A força que a gravidade exerce sobre todos na terra é a responsável pelos movimentos dos rios, que são puxados dos lugares mais altos de montanhas, planaltos ou serras, para os lugares mais baixos até o nível zero de altitude, que é o mar, onde todos os rios sucumbem. Neste caminho, da nascente à foz, a água de um rio se converte em testemunha da geografia do local. Expulsa pela pressão das entranhas da terra, a água de uma nascente vais saindo da escuridão de cavernas e reservatórios subterrâneos, onde pode ter passado milhares de anos e, quando finalmente sai para a luz, começa uma corrida cheia de obstáculos formados por cânions, rochas, troncos, barrancas e mais o que se contrapõe no caminho e que a gravidade deverá ajudar a transpor. Assim a água vai seguindo o caminho marcado pela via mais fácil, ditada sempre pela lei de contornar ou empurrar os obstáculos quando eles se apresentarem. Isso determina a forma irregular dos rios, com curvas e meandros que, para a engenharia humana pode ser inimaginável. A linha reta na natureza é desprezada em detrimento da sinuosidade. Um rio retilíneo seria um aborrecimento, como uma estrada longa e sem curvas. Uma curva de rio indica que ali ele teve que contornar um obstáculo, e achou a melhor forma, pelo caminho único que o levaria ao mar. Olhando-se um mapa com o desenho de um rio, percebe-se bem os meandros, voltas e contravoltas que a água teve que explorar para achar a saída. É como um labirinto que, ao final, chega ao mar.

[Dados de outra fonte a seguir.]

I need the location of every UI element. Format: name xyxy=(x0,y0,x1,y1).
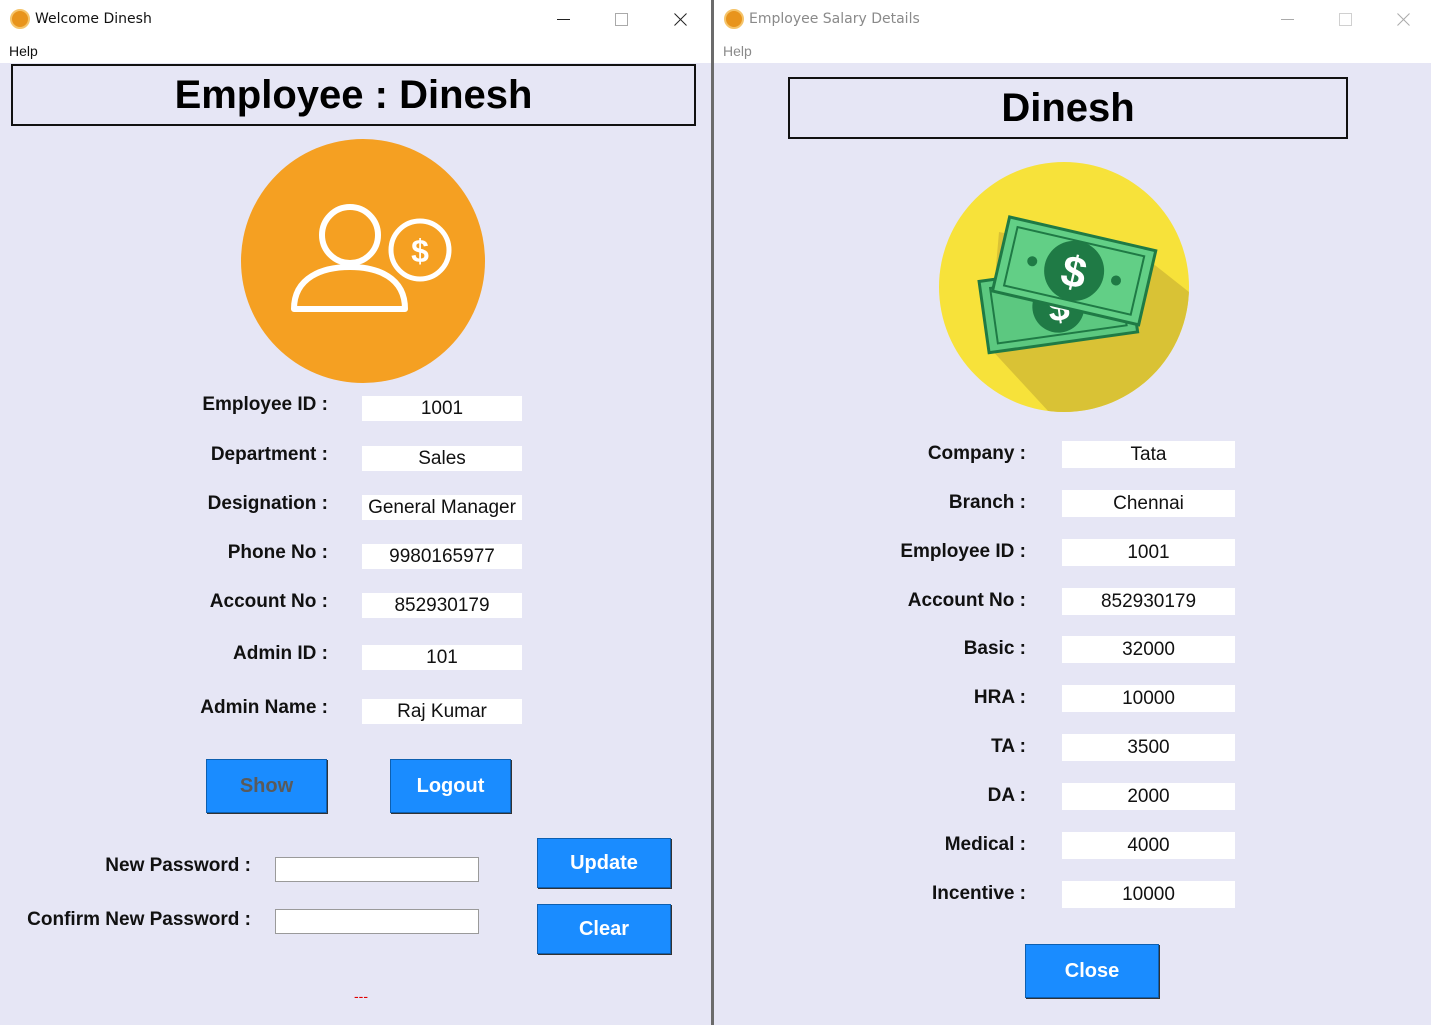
field-value: 9980165977 xyxy=(362,544,522,569)
field-label: Account No : xyxy=(907,590,1026,611)
field-value: 852930179 xyxy=(1062,588,1235,615)
field-value: Raj Kumar xyxy=(362,699,522,724)
field-value: 3500 xyxy=(1062,734,1235,761)
app-icon xyxy=(724,9,744,29)
field-label: Branch : xyxy=(948,492,1026,513)
field-label: Basic : xyxy=(963,638,1026,659)
title-bar[interactable]: Employee Salary Details xyxy=(714,0,1431,39)
field-value: 10000 xyxy=(1062,685,1235,712)
field-label: Department : xyxy=(210,444,328,465)
salary-window: Employee Salary Details Help Dinesh $ $ xyxy=(714,0,1431,1025)
field-label: DA : xyxy=(987,785,1026,806)
field-value: 10000 xyxy=(1062,881,1235,908)
field-value: 1001 xyxy=(1062,539,1235,566)
menu-bar: Help xyxy=(0,39,711,63)
field-value: General Manager xyxy=(362,495,522,520)
minimize-button[interactable] xyxy=(534,0,592,39)
logout-button[interactable]: Logout xyxy=(390,759,511,813)
field-value: 32000 xyxy=(1062,636,1235,663)
window-title: Employee Salary Details xyxy=(749,11,920,27)
close-window-button[interactable] xyxy=(651,0,709,39)
new-password-label: New Password : xyxy=(105,855,251,876)
field-label: Employee ID : xyxy=(202,394,328,415)
menu-bar: Help xyxy=(714,39,1431,63)
field-label: Employee ID : xyxy=(900,541,1026,562)
minimize-button[interactable] xyxy=(1258,0,1316,39)
maximize-button[interactable] xyxy=(1316,0,1374,39)
page-title: Employee : Dinesh xyxy=(11,64,696,126)
field-label: Admin Name : xyxy=(200,697,328,718)
field-value: Tata xyxy=(1062,441,1235,468)
window-title: Welcome Dinesh xyxy=(35,11,152,27)
field-value: Sales xyxy=(362,446,522,471)
field-value: 4000 xyxy=(1062,832,1235,859)
field-label: Account No : xyxy=(209,591,328,612)
new-password-input[interactable] xyxy=(275,857,479,882)
field-label: HRA : xyxy=(973,687,1026,708)
field-label: Phone No : xyxy=(227,542,328,563)
field-label: Incentive : xyxy=(932,883,1026,904)
field-value: 2000 xyxy=(1062,783,1235,810)
close-window-button[interactable] xyxy=(1374,0,1431,39)
close-button[interactable]: Close xyxy=(1025,944,1159,998)
menu-help[interactable]: Help xyxy=(9,43,38,59)
field-value: 101 xyxy=(362,645,522,670)
field-label: Medical : xyxy=(944,834,1026,855)
field-label: Designation : xyxy=(207,493,328,514)
field-label: Company : xyxy=(927,443,1026,464)
menu-help[interactable]: Help xyxy=(723,43,752,59)
employee-salary-icon: $ xyxy=(241,139,485,383)
field-value: Chennai xyxy=(1062,490,1235,517)
show-button[interactable]: Show xyxy=(206,759,327,813)
svg-text:$: $ xyxy=(411,233,429,269)
field-value: 852930179 xyxy=(362,593,522,618)
confirm-password-label: Confirm New Password : xyxy=(27,909,251,930)
field-value: 1001 xyxy=(362,396,522,421)
field-label: TA : xyxy=(991,736,1026,757)
status-text: --- xyxy=(354,988,368,1004)
money-icon: $ $ xyxy=(939,162,1189,412)
maximize-button[interactable] xyxy=(592,0,650,39)
clear-button[interactable]: Clear xyxy=(537,904,671,954)
confirm-password-input[interactable] xyxy=(275,909,479,934)
app-icon xyxy=(10,9,30,29)
page-title: Dinesh xyxy=(788,77,1348,139)
field-label: Admin ID : xyxy=(233,643,328,664)
title-bar[interactable]: Welcome Dinesh xyxy=(0,0,711,39)
update-button[interactable]: Update xyxy=(537,838,671,888)
employee-window: Welcome Dinesh Help Employee : Dinesh $ … xyxy=(0,0,711,1025)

Rio Camaquã, na localidade do Paredão.
A vida é muito semelhante a um rio. Nascemos pequenos, frágeis e vulneráveis. Aos poucos vamos crescendo e nos tornando mais fortes, como quando o rio começa a receber afluentes e engrossa o seu volume e poder. Não a gravidade, mas a necessidade de sobrevivência, nos faz seguir os sulcos da vida, os nossos verdadeiros cânions com obstáculos de todo o tipo, formas e tamanhos. Quando o rio chega ao mar, mistura suas águas doces com a salgada do corpo maior, indicando o fim de uma parte da jornada. Quando morremos paramos de correr e nosso corpo se desmancha, e os componentes retornam ao ambiente, como a água do rio se mistura ao sal do mar. O que era um corpo humano, vai ser transformado em partes de uma planta ou de outros animais, seguindo a lógica de que na natureza nada se cria, nada se perde, tudo se transforma. O mesmo vai suceder com a água que, lentamente, será puxada para as nuvens pela força da evaporação, sendo depois jogada de volta aos continentes como chuva, realimentando o sistema. Tudo está conectado.
Foz do Rio Deseado, no sul da Patagônia, Argentina.